No programa Liga D’Ouro do canal CMTV, transmitido em 18/07/2024, o advogado e comentador sportinguista Carlos Barbosa da Cruz utilizou a forma crucifixar ao referir-se ao guarda-redes Kovacevic do Sporting (ver vídeo abaixo). Alguns telespectadores podem ter questionado a opção por este verbo, acreditando que o correto seria crucificar. Mas será mesmo assim?
Verdade é que o verbo mais utilizado, em referência a «submeter ao suplício da cruz, pregar na cruz; cruciar; [por derivação de sentido] atormentar ou torturar em termos emocionais ou morais; [por derivação de sentido] mortificar, sacrificar o que é terreno e material; [em sentido figurado] criticar duramente, falar mal de, estigmatizar alguém», é o verbo crucificar. Trata-se de um verbo transitivo direto com origem no latim clássico crucifīgo, is, fīxi, īxum, īgĕre, «pôr na cruz, crucificar», pelo latim tardio eclesiático crucificāre, «pregar na cruz», de acordo com o Dicionário Houaiss. Historicamente, atesta-se desde a Idade Média, com formas como crucifigar (séc. XIII) e croçeficar ou, já com o aspeto contemporâneo, crucificar (séc. XIV).
Contudo, este mesmo dicionário, assim como os dicionários Priberam, Michaelis e Aulete atestam o verbo crucifixar. Trata-se de um verbo sinónimo de crucificar e a sua origem é a combinação de crucifixo com o sufixo -ar. Não vale, portanto, a pena corrigir o comentador desportivo da CMTV, pois está tudo certo com a opção por este verbo, ainda que seja um verbo muito menos utilizado que crucificar, tanto assim que nem há registo de ocorrência do mesmo no Corpus do Português, de Mark Davies, por exemplo.
Curiosamente, no que diz respeito ao nome relacionado, registam-se os vocábulos crucificação e crucifixão, ambos com o significado de «ato ou efeito de crucificar; cruciação, cruciato, crucifixão; [derivação por extensão de sentido] o suplício da cruz, aplicado a Cristo e a certos criminosos da Antiguidade; [em sentido figurado e de uso informal] imposição de uma culpa; acusação» (Dicionário Houaiss). No Corpus do Português, tanto ocorre crucificação, derivado por sufixação de crucificar, como crucifixão, que, por via erudita, vem do latim crucifixio, -onis. A mesma fonte faculta ainda uma ocorrência de "crucifixação", que não sendo forma impossível, como derivada de crucifixar, será muito discutível. Note-se que o único dicionário que a acolheu foi o Priberam.
Ao analisar, portanto, a questão levantada pelo uso do termo crucifixar, percebemos que tanto crucificar como crucifixar são formas válidas na língua portuguesa, embora a primeira seja muito mais comum.
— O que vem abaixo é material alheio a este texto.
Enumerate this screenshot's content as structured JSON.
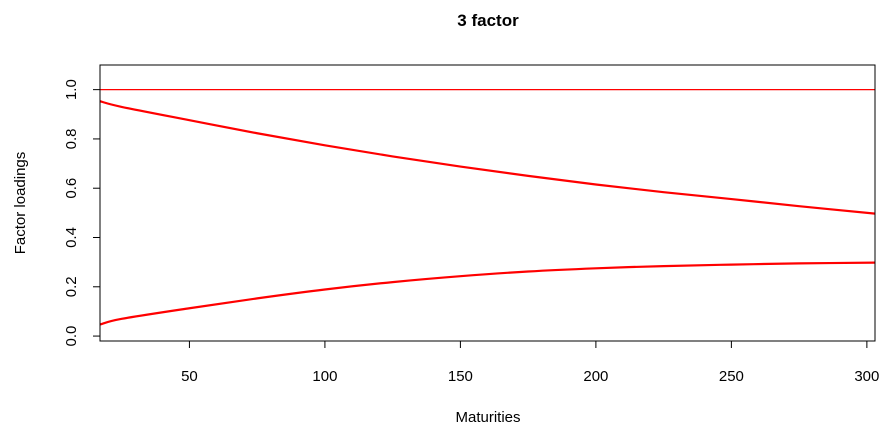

A existência de crucifixar nos dicionários e a sua formação etimológica justificam o seu uso, mesmo que raramente encontrado em corpora linguísticos. Este caso destaca a riqueza e a diversidade da língua portuguesa, bem como a importância de compreender e aceitar variações linguísticas. Assim, ao corrigir o comentador da CMTV, estaríamos a ignorar a validade e a história de uma forma legítima da nossa língua.